See our roadmap for upcoming features.
The ScanCode documentation is hosted at scancode-toolkit.readthedocs.io.
If you are new to visualization of scancode results data, start with our newcomer page.
If you want to compare output changes between different versions of ScanCode, or want to look at scans generated by ScanCode, review our reference scans.
Other Important Documentation Pages:
- A synopsis of ScanCode command line options.
- Tutorials on:
- An exhaustive list of all available options
- Documentation on Contributing to Code Development
- Documentation on Plugin Architecture
- FAQ
See also https://aboutcode.org for related companion projects and tools.
Before installing ScanCode make sure that you have installed the prerequisites properly. This means installing Python 3.8 for x86/64 architectures. We support Python 3.8, 3.9, 3.10 and 3.11.
See prerequisites for detailed information on the support platforms and Python versions.
There are a few common ways to install ScanCode.
- **Installation as an application: Install Python 3.8, download a release archive, extract and run**. This is the recommended installation method.
- Development installation from source code using a git clone
- Development installation as a library with "pip install scancode-toolkit" [Note that this is not supported on arm64 machines]
- Run in a Docker container with a git clone and "docker run"
After ScanCode is installed successfully you can run an example scan printed on screen as JSON:
scancode -clip --json-pp - samples
Follow the How to Run a Scan
tutorial to perform a basic scan on the samples
directory distributed by
default with ScanCode.
See more command examples:
scancode --examples
See How to select what will be detected in a scan and How to specify the output format for more information.

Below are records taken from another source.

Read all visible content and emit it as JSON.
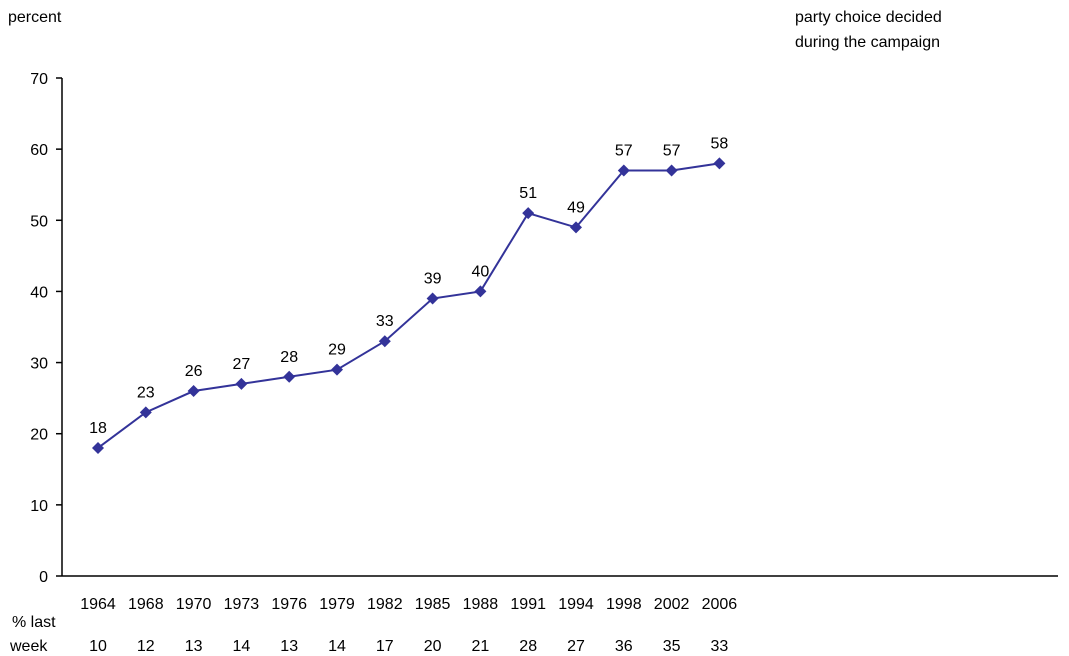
{
  "header": {
    "ylabel": "percent",
    "legend_line1": "party choice decided",
    "legend_line2": "during the campaign"
  },
  "extra_row": {
    "label_line1": "% last",
    "label_line2": "week",
    "values": [
      "10",
      "12",
      "13",
      "14",
      "13",
      "14",
      "17",
      "20",
      "21",
      "28",
      "27",
      "36",
      "35",
      "33"
    ]
  },
  "colors": {
    "line": "#333399",
    "marker": "#333399",
    "axis": "#000000"
  },
  "chart_data": {
    "type": "line",
    "categories": [
      "1964",
      "1968",
      "1970",
      "1973",
      "1976",
      "1979",
      "1982",
      "1985",
      "1988",
      "1991",
      "1994",
      "1998",
      "2002",
      "2006"
    ],
    "series": [
      {
        "name": "party choice decided during the campaign",
        "values": [
          18,
          23,
          26,
          27,
          28,
          29,
          33,
          39,
          40,
          51,
          49,
          57,
          57,
          58
        ]
      }
    ],
    "ylabel": "percent",
    "ylim": [
      0,
      70
    ],
    "yticks": [
      0,
      10,
      20,
      30,
      40,
      50,
      60,
      70
    ],
    "grid": false,
    "legend": "top-right"
  }
}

You can also refer to the command line options synopsis and an exhaustive list of all available command line options.
By default ScanCode does not extract files from tarballs, zip files, and other archives as part of the scan. The archives that exist in a codebase must be extracted before running a scan: extractcode is a bundled utility behaving as a mostly-universal archive extractor. For example, this command will recursively extract the mytar.tar.bz2 tarball in the mytar.tar.bz2-extract directory:
./extractcode mytar.tar.bz2
See all extractcode options and how to extract archives for details.

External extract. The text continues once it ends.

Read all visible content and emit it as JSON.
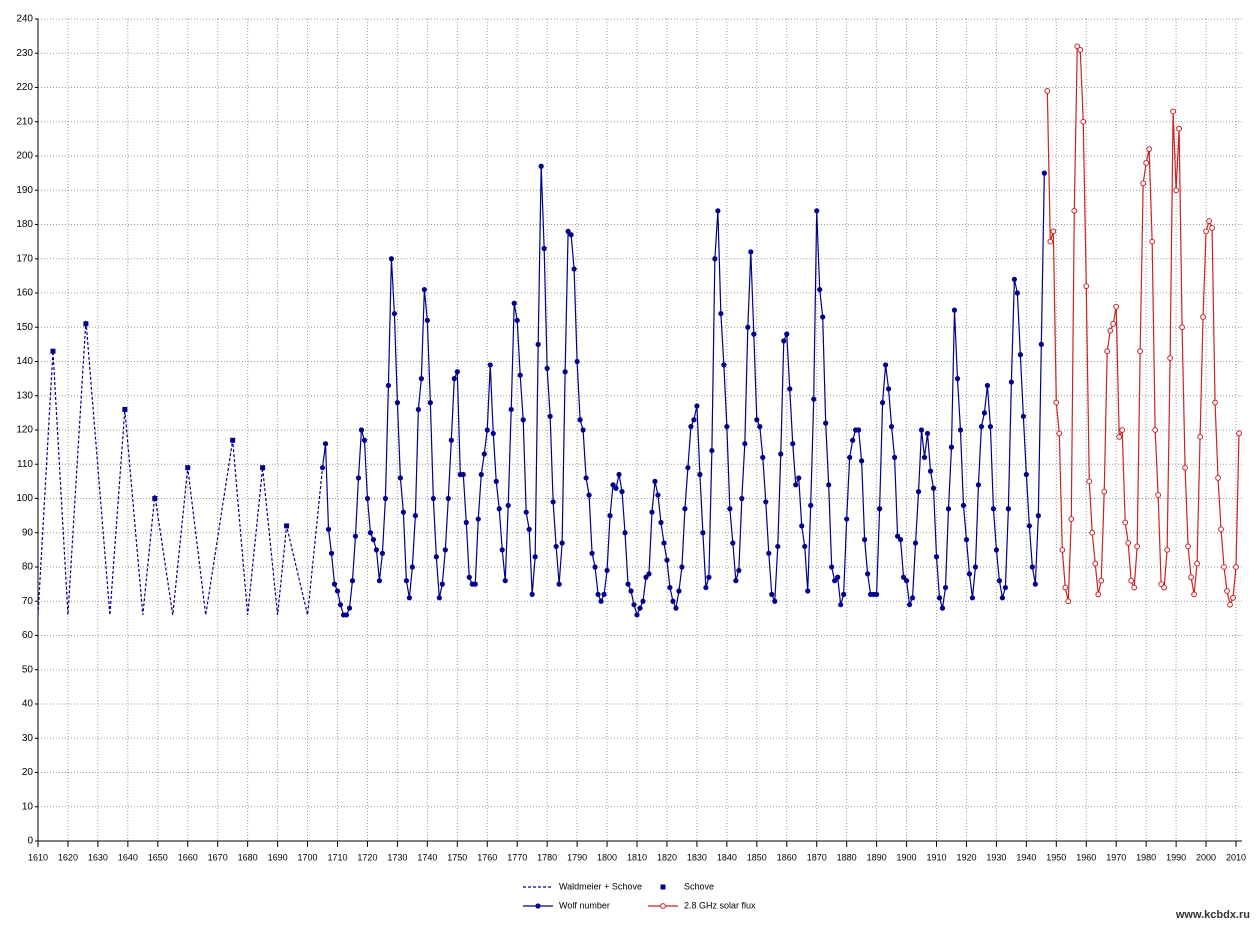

If you have a problem, a suggestion or found a bug, please enter a ticket at: https://github.com/nexB/scancode-toolkit/issues
For discussions and chats, we have:
- an official Gitter channel for web-based chats. Gitter is now accessible through Element or an IRC bridge. There are other AboutCode project-specific channels available there too.
- The discussion channel for scancode specifically aimed at users and developers using scancode-toolkit.

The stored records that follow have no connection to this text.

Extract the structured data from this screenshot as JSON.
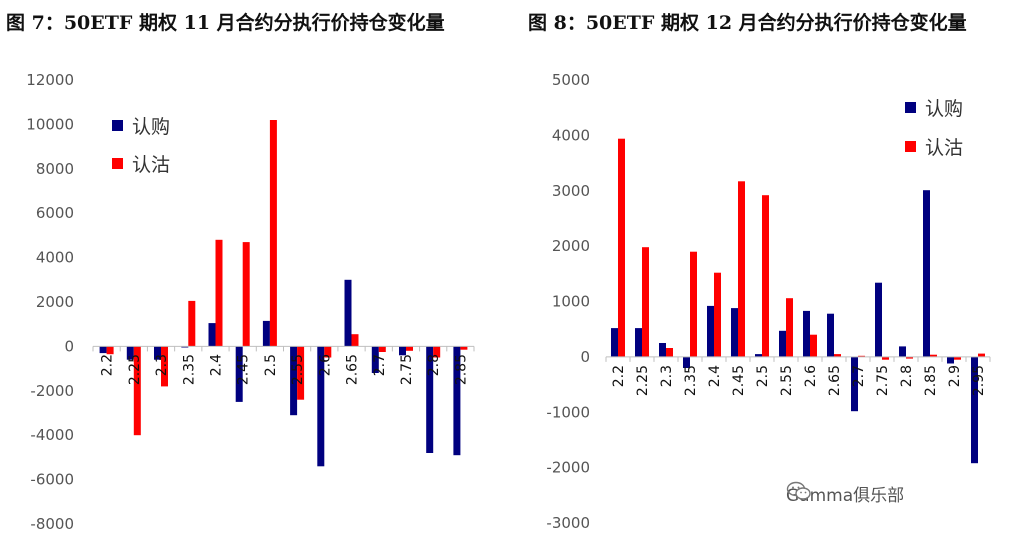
{
  "colors": {
    "call": "#00007F",
    "put": "#FF0000",
    "axis": "#BFBFBF"
  },
  "watermark": {
    "text": "Gamma俱乐部",
    "icon": "wechat-icon"
  },
  "chart_data": [
    {
      "type": "bar",
      "title": "图 7：50ETF 期权 11 月合约分执行价持仓变化量",
      "categories": [
        "2.2",
        "2.25",
        "2.3",
        "2.35",
        "2.4",
        "2.45",
        "2.5",
        "2.55",
        "2.6",
        "2.65",
        "2.7",
        "2.75",
        "2.8",
        "2.85"
      ],
      "series": [
        {
          "name": "认购",
          "values": [
            -300,
            -600,
            -600,
            -50,
            1050,
            -2500,
            1150,
            -3100,
            -5400,
            3000,
            -1200,
            -400,
            -4800,
            -4900
          ]
        },
        {
          "name": "认沽",
          "values": [
            -350,
            -4000,
            -1800,
            2050,
            4800,
            4700,
            10200,
            -2400,
            -500,
            550,
            -250,
            -200,
            -500,
            -150
          ]
        }
      ],
      "ylim": [
        -8000,
        12000
      ],
      "yticks": [
        -8000,
        -6000,
        -4000,
        -2000,
        0,
        2000,
        4000,
        6000,
        8000,
        10000,
        12000
      ],
      "legend": "top-left",
      "grid": false
    },
    {
      "type": "bar",
      "title": "图 8：50ETF 期权 12 月合约分执行价持仓变化量",
      "categories": [
        "2.2",
        "2.25",
        "2.3",
        "2.35",
        "2.4",
        "2.45",
        "2.5",
        "2.55",
        "2.6",
        "2.65",
        "2.7",
        "2.75",
        "2.8",
        "2.85",
        "2.9",
        "2.95"
      ],
      "series": [
        {
          "name": "认购",
          "values": [
            520,
            520,
            250,
            -200,
            920,
            880,
            50,
            470,
            830,
            780,
            -980,
            1340,
            190,
            3010,
            -120,
            -1920
          ]
        },
        {
          "name": "认沽",
          "values": [
            3940,
            1980,
            160,
            1900,
            1520,
            3170,
            2920,
            1060,
            400,
            50,
            20,
            -50,
            -30,
            40,
            -50,
            60
          ]
        }
      ],
      "ylim": [
        -3000,
        5000
      ],
      "yticks": [
        -3000,
        -2000,
        -1000,
        0,
        1000,
        2000,
        3000,
        4000,
        5000
      ],
      "legend": "top-right",
      "grid": false
    }
  ]
}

- https://github.com/nexB/scancode-toolkit/releases
- https://github.com/nexB/scancode-toolkit.git
- https://pypi.org/project/scancode-toolkit/
- https://github.com/nexB/scancode-thirdparty-src.git
- https://github.com/nexB/scancode-plugins.git
- https://github.com/nexB/thirdparty-packages.git
- Apache-2.0 as the overall license
- CC-BY-4.0 for reference datasets (initially was in the Public Domain).
- Multiple other secondary permissive or copyleft licenses (LGPL, MIT, BSD, GPL 2/3, etc.) for third-party components and test suite code and data.
See the NOTICE file and the .ABOUT files that document the origin and license of the third-party code used in ScanCode for more details.